По мере того как гражданский дух выходил из молодых курсантов, отношение командиров к ним стало постепенно меняться. Нет, это были не равные отношения, но в них появилось больше уважения и товарищества. Особенно заметно это стало с началом планового учебного процесса, с его зачётами и экзаменами. У многих сержантов, пришедших в учебные подразделения из армии, общеобразовательная подготовка заметно хромала. Как-то рассматривая пожелтевшие фотографии этого времени, Барков заметил, что они с сержантом Маркеловым на снимках часто оказывались рядом. Со временем их отношения переросли в дружбу, несмотря на различия в служебном положении, характере и возрасте. Он подумал, что без его поддержки, едва ли тогда смог продолжить свою учёбу в военном училище.

Порой, навязчивая организация жизни по уставам и инструкциям, имела свою полезную оборотную сторону. Она приучила курсантов к чёткому внутреннему порядку и требовательности к себе, привычке толком организовать любое порученное дело. Даже занятия спортом, необходимые для преодоления больших физических нагрузок, со временем становились частью повседневного образа жизни. Венцом учебных занятий была штурмовая огневая полоса препятствий и марш-броски с полной армейской выкладкой. В этом всегда присутствовало что-то из области психологии. Любому курсанту здесь требовалось делать усилие над собой. После этого можно хоть в огонь, хоть в воду. Особенность марш-бросков заключалась в том, что кроме выполнения индивидуального норматива в зачёт шло и общее время учебного взвода. Это значит, что отстававших в учебном подразделении быть не должно, их на бегу тащили за собой на поясных ремнях. У ослабевших курсантов сослуживцы забирали и несли автоматы. Барков помнил, что он тоже помогал так своему товарищу. Желание и возможность помочь, даже прибавили ему сил. Ноги сами начинали попадать в такт игравшему задорную польку оркестру. Помогая ему, Барков пересёк заветную черту финиша. Они оба тогда уложились в заданный норматив.

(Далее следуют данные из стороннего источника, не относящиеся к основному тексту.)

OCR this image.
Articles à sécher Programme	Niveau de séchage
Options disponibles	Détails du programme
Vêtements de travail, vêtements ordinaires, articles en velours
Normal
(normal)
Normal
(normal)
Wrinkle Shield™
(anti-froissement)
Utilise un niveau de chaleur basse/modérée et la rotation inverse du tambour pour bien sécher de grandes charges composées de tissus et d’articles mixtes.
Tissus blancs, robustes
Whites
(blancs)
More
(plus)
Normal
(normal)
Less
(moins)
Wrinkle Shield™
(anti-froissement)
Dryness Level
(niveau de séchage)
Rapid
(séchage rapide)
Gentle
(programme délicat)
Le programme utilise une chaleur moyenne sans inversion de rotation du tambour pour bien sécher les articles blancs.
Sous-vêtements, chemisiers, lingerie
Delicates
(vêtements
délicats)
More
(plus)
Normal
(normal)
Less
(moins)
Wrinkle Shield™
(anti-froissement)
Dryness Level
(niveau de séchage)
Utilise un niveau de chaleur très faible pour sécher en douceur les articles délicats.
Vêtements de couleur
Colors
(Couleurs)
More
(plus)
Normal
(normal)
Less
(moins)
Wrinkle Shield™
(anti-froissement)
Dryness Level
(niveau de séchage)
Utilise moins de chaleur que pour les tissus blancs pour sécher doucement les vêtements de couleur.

Как здесь не вспомнить изнуряющие своей монотонностью занятия по строевой подготовке. Ею с курсантами занимались специальные строевые офицеры. На первом году всех готовили по общевойсковой практике, и поэтому особое внимание уделялось заучиванию уставов и исполнению строевых приёмов. Два раза в год, в марте и сентябре, начиналась общая ежедневная многочасовая подготовка к военному параду, в котором непременно участвовало их училище. Курсанты – ракетчики были любимцами в городе, и военные парады с их участием собирали немалое количество зрителей на центральной площади. Её облик определяло здание драматического театра, похожее на циклопический трактор – довоенный шедевр эпохи конструктивизма. Украшенный кумачовыми транспарантами и огромными портретами вождей, город встречал очередную годовщину Великого Октября. На Театральной площади застыл развёрнутый парадный строй воинских частей гарнизона. В полной тишине над площадью раздалась команда: «Парад, смирно! К торжественному маршу, поротно, дистанция на одного линейного»… «Первый батальон прямо, остальные напра-во!.. «Равнение на право, шаго-м – марш!»

Началась главная часть военного праздника – торжественное прохождение батальонов. Оркестр выдвинулся на свою позицию, скорым строевым шагом заняли места на площади линейные. Всё это отрабатывалось на многочасовых тренировках до автоматизма. Вот уже и их батальон единым движением впечатывал свой шаг в асфальт, сверкали на солнце сабельные клинки, развивалось на ветру боевое красное знамя. Сколько восторженных глаз и романтических надежд обещали курсантам такие праздники! Барков шёл третьим справа в последней шеренге своего батальона. Ему казалось, что все вокруг смотрели только на него. Сам, он, вообще ничего не видел, кроме двигавшейся впереди него шеренги. Николай старательно тянул вверх подбородок, косил глаза на своих соседей слева и справа, чувствовал их надёжные локти. Кажется, потом всем им объявили благодарность от командующего округа…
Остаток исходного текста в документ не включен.